Researchers from the group of Eva van Rooij in collaboration with the UMC Utrecht identified a new mutation that leads to the cardiac disease arrhythmogenic cardiomyopathy (ACM). They assessed the effect of this mutation on heart muscle cells and obtained new insights into the underlying mechanism that causes the disease. The results of this study, published on March 2nd in Stem Cell Reports, could contribute to the development of new treatments for ACM.
Millions of heart muscle cells contract to let the heart fulfill its pumping function. To make sure these contractions are executed well, it is important that the individual heart muscle cells communicate with each other. Therefore, heart muscle cells have to be tightly connected with each other. In a healthy heart, these connections are made up of complex protein structures that form a bridge between the cells, so called desmosomes. When mutations occur in genes that contribute to these structures, this can lead to the development of arrhythmogenic cardiomyopathy (ACM). ACM is a progressive and often hereditary disease in which the heart fails to contract properly. Even though 1 in 5000 people develop ACM throughout life, a lot remains unknown about the disease and no effective treatment options exist to cure patients.
Discovery of a new mutation
“We investigated the genetic material of an ACM patient and encountered a previously unknown mutation in the gene desmoplakin,” says first author of the study Sebastiaan van Kampen. Desmoplakin is one of the genes that is responsible for the formation of desmosomes. To investigate the role of this mutation in ACM onset, the researchers cultured heart muscle cells from the patient in the lab. Van Kampen: “We compared these heart muscle cells to the same heart muscle cells in which we repaired the mutation using CRISPR/Cas9. The heart muscle cells that contained the mutation turned out to be less tightly connected.” In addition, the researchers discovered that these cells have fewer of ion channels. These channels are crucial for efficient propagation of the action potential, an electrical signal that stimulates contraction, between heart muscle cells. From this, they concluded that the new mutation can lead to ACM in patients.
Multiple mutations are known to lead to ACM. Nevertheless, the underlying mechanism that leads to the disease remains largely unknown. To change this, the researchers used the cultured heart muscle cells from the patient as a model for the disease. They discovered that a protein named PITX2 is more highly expressed in the “diseased” heart muscle cells and that this protein is in part responsible for the loss of desmosomes and ion channels. “When we removed the protein from the diseased heart muscle cells, the levels of ion channels and desmosomal proteins in the cells of the patient showed a remarkable recovery,” explains Van Kampen. The PITX2 protein thus plays an important role in the changes in the mutated heart muscle cells.
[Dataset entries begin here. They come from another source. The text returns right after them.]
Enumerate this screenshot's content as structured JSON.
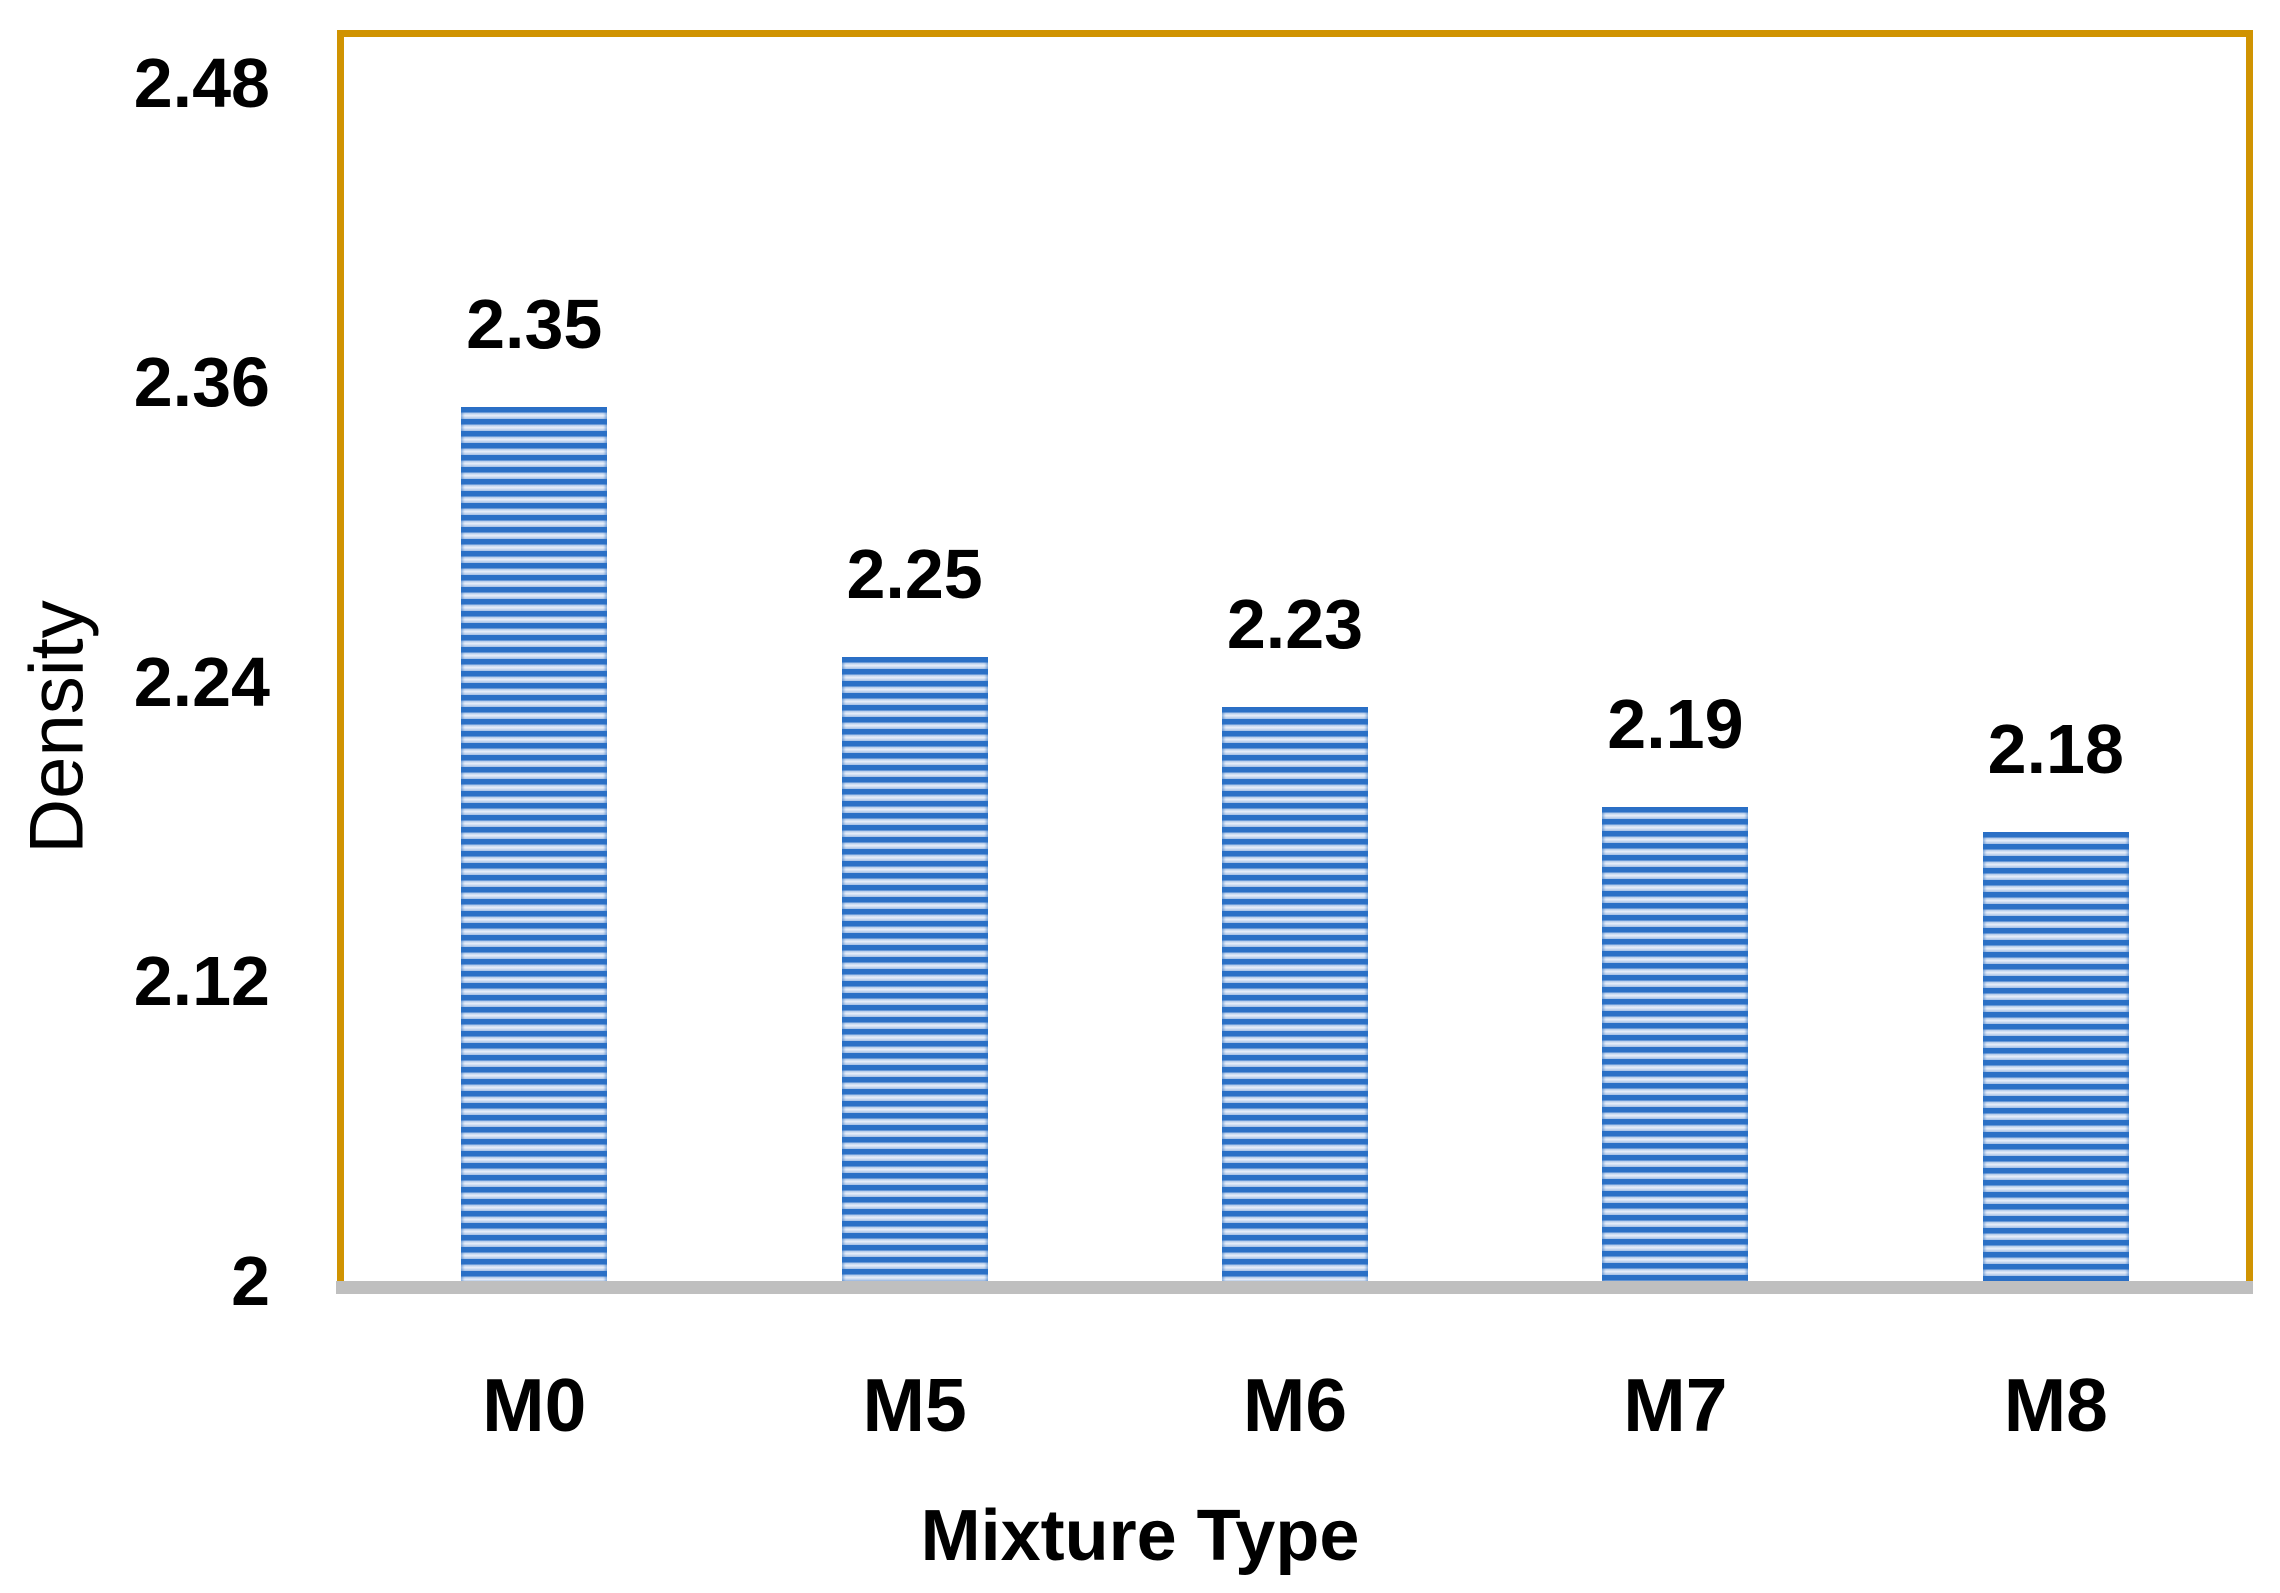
{
  "chart_data": {
    "type": "bar",
    "title": "",
    "categories": [
      "M0",
      "M5",
      "M6",
      "M7",
      "M8"
    ],
    "values": [
      2.35,
      2.25,
      2.23,
      2.19,
      2.18
    ],
    "data_labels": [
      "2.35",
      "2.25",
      "2.23",
      "2.19",
      "2.18"
    ],
    "xlabel": "Mixture Type",
    "ylabel": "Density",
    "ylim": [
      2,
      2.5
    ],
    "yticks": [
      {
        "value": 2,
        "label": "2"
      },
      {
        "value": 2.12,
        "label": "2.12"
      },
      {
        "value": 2.24,
        "label": "2.24"
      },
      {
        "value": 2.36,
        "label": "2.36"
      },
      {
        "value": 2.48,
        "label": "2.48"
      }
    ],
    "grid": false,
    "legend": "none",
    "colors": {
      "bar_stripe_dark": "#2B70C6",
      "bar_stripe_light": "#EAF0FA",
      "plot_border": "#D09301",
      "axis_line": "#BFBFBF",
      "text": "#000000"
    }
  }
}
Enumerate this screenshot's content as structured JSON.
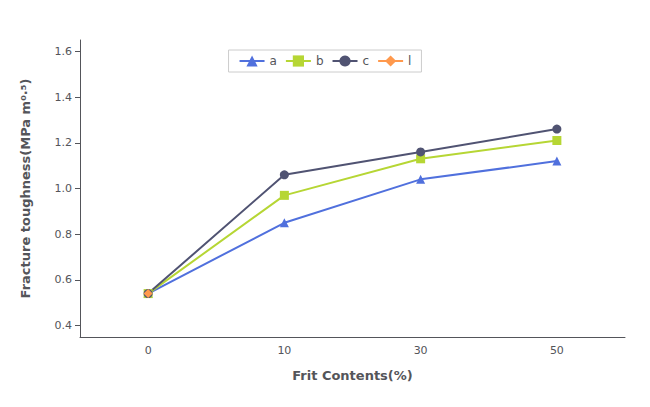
{
  "chart_data": {
    "type": "line",
    "x_label": "Frit Contents(%)",
    "y_label": "Fracture toughness(MPa m⁰·⁵)",
    "categories": [
      "0",
      "10",
      "30",
      "50"
    ],
    "series": [
      {
        "name": "a",
        "marker": "triangle",
        "values": [
          0.54,
          0.85,
          1.04,
          1.12
        ]
      },
      {
        "name": "b",
        "marker": "square",
        "values": [
          0.54,
          0.97,
          1.13,
          1.21
        ]
      },
      {
        "name": "c",
        "marker": "circle",
        "values": [
          0.54,
          1.06,
          1.16,
          1.26
        ]
      },
      {
        "name": "l",
        "marker": "diamond",
        "values": [
          0.54,
          null,
          null,
          null
        ]
      }
    ],
    "ylim": [
      0.35,
      1.65
    ],
    "yticks": [
      0.4,
      0.6,
      0.8,
      {
        "value": 1.0,
        "label": "1.0"
      },
      1.2,
      1.4,
      1.6
    ],
    "grid": false,
    "legend": "upper center"
  }
}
The study, published in Stem Cell Reports, can potentially contribute to the development of new treatments for ACM. Furthermore, the findings from this study offer new insights into the development of ACM that can be valuable for future research. “Although we don’t know how the new mutation leads to increased levels of PITX2, we see the same happening in a second mutation. It’s possible that increased levels of PITX2 lead to ACM in the context of many more mutations,” says Eva van Rooij, group leader at the Hubrecht Institute and last author of the study. More research into these different mutations is therefore essential.